JC,
In response to your post about the “biters” versus “non-biters” in the study you refered to, I have these comments. Your version of the study is vague and does not contain the usual level of detail that you are famous for on this thread and I did not see a copy attached. Secondly, your implication that fish are predisposed from birth to be either biters or non-biters as far as artificials go is in my opinion a stretch at best. I believe that fish are conditioned in their responses and that some fish either live in an environment that they have been conditioned to eat a certain food such as crawfish or shad and they key on these forages or they are equal opportunity eaters and will try to eat a variety of things including some things that are not edible like sticks, vegetation, beer cans, etc. and they learn from putting these things in their mouth that they are not on the menu after their initial or subsequent attempts at eating them.
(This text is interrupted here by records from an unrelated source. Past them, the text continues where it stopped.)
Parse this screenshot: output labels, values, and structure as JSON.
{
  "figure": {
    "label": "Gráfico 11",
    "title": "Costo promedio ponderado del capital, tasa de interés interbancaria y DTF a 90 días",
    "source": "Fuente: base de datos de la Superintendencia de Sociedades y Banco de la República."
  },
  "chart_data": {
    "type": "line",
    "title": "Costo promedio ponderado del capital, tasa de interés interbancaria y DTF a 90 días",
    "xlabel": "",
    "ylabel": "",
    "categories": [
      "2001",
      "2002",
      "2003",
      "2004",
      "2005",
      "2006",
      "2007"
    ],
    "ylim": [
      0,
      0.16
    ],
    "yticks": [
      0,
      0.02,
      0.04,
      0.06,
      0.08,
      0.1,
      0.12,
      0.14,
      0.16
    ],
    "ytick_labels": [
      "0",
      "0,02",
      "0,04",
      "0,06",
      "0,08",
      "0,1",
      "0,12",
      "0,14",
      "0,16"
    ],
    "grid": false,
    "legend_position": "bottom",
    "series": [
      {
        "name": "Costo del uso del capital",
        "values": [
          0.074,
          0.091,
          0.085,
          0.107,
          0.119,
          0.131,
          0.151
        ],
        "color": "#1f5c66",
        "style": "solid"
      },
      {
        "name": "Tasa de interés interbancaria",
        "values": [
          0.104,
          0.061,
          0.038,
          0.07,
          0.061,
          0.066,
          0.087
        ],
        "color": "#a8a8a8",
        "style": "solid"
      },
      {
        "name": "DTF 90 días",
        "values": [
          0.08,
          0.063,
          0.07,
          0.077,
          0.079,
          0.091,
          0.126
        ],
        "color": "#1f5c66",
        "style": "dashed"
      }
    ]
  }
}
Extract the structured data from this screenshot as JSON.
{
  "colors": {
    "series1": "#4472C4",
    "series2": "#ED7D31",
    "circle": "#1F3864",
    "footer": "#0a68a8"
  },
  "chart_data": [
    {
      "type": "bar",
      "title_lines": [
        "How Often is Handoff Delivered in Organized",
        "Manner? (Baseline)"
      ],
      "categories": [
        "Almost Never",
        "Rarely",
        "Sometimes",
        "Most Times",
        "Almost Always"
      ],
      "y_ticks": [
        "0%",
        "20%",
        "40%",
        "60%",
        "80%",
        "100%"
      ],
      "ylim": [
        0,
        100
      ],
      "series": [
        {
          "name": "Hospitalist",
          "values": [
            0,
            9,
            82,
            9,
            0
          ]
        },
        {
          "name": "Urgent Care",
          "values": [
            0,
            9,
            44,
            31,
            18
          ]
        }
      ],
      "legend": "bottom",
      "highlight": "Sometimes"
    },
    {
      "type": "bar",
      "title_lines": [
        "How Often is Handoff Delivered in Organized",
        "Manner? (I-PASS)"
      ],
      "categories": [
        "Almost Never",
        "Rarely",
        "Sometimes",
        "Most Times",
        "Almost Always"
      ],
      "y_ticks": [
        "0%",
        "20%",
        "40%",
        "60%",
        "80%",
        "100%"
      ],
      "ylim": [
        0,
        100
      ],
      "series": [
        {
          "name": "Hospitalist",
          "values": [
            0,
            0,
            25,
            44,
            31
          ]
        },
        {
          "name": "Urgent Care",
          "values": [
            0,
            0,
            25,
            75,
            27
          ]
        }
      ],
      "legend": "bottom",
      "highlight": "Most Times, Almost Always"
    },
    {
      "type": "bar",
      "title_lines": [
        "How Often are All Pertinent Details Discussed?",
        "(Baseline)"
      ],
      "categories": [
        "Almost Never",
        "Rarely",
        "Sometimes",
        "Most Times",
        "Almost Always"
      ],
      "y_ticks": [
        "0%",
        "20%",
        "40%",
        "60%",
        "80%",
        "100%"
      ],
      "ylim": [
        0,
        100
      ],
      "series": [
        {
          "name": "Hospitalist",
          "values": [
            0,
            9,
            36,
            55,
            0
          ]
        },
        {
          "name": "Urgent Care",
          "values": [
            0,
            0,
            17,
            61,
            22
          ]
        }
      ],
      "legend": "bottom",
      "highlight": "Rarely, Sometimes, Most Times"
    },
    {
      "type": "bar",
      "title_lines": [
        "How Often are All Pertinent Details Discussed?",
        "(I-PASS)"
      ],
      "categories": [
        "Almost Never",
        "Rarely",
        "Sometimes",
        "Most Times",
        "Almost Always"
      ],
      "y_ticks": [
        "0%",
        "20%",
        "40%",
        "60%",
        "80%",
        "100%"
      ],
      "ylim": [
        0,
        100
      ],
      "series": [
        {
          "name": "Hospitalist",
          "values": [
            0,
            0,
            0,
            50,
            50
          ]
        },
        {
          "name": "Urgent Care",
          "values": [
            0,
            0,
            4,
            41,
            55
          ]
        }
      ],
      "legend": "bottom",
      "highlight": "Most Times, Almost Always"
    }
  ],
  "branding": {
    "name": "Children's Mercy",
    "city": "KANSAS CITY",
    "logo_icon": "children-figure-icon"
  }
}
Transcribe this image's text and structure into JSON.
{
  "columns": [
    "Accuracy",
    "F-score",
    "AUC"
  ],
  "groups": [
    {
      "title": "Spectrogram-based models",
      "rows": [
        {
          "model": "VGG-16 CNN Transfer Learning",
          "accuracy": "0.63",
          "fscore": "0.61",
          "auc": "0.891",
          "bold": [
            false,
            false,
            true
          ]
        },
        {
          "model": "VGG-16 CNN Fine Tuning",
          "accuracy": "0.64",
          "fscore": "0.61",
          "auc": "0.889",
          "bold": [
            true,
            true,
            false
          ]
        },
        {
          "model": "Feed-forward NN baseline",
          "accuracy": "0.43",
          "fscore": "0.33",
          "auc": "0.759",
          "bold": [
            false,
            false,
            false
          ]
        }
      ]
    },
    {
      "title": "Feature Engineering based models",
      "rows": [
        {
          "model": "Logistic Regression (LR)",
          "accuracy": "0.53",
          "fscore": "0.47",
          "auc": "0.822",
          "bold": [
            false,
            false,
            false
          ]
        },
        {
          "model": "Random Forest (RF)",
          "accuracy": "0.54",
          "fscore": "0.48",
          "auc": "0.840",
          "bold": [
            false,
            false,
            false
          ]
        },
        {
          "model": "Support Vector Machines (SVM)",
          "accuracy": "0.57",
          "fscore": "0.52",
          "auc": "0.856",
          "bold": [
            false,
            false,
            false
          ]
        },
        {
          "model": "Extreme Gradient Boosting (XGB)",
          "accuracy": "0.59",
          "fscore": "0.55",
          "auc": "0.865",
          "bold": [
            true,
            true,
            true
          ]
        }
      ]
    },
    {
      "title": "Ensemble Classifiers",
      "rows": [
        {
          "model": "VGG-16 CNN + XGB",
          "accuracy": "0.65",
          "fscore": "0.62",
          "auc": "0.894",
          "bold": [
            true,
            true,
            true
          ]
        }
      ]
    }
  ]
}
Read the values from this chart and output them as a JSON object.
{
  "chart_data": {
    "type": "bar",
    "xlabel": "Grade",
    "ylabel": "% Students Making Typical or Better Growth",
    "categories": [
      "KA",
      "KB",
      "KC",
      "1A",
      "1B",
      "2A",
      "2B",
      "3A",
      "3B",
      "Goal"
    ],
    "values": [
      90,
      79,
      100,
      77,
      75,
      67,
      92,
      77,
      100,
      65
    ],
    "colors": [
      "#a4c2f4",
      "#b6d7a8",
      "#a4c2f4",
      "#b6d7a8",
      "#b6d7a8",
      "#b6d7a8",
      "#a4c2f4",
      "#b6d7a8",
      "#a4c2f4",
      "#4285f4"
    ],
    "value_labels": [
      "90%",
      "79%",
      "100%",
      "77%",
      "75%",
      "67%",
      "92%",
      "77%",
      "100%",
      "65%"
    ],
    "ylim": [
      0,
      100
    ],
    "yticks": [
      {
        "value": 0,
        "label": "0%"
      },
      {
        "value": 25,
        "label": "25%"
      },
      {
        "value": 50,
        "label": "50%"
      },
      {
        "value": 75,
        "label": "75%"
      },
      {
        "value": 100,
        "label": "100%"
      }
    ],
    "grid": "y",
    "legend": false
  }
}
Thirdly, the fish in this pond that were not caught obviously ate something in the pond to stay alive and that conditioning may be a factor in their reluctance to eating artificial baits presented to them. I am sure with the amount of fishing that you appear to do that you have caught some large specimens that did not show evidence of previous hook marks in their mouth and that these specimens were also usually very healthy looking. These fish were in my opinion conditioned early on to a certain food base in a certain location. This could be the key to the pond study, maybe the shallow living fish were the ones that were caught because the artificials that were offered to them were only offered to a select portion of the water column and never reached the deeper living fish? Maybe the non-biters were conditioned early on to an invertebrate diet and were presented only with “fishlike” artificials and these same fish may have had a negative experience with another fish forage when they were young such as trying to eat another small bass and almost choking on it due to the size? Lots of variables here to evaluate and not enough information to substantiate these hypotheses. In closing, your last statement about growth rates of biters versus non-biters in a harvest environment not living long enough to enjoy the growth is contradictory in that if a fish was a non-biter and would not take artificials it would never be caught!!
P.S. I do believe that certain fish are catchable many times as I have done it while others are not as reproducable or suseptible to being caught again and again. I wish they had little signs on them so during tourneys we could just go back for the multiple biters and not waste time on the one-timers!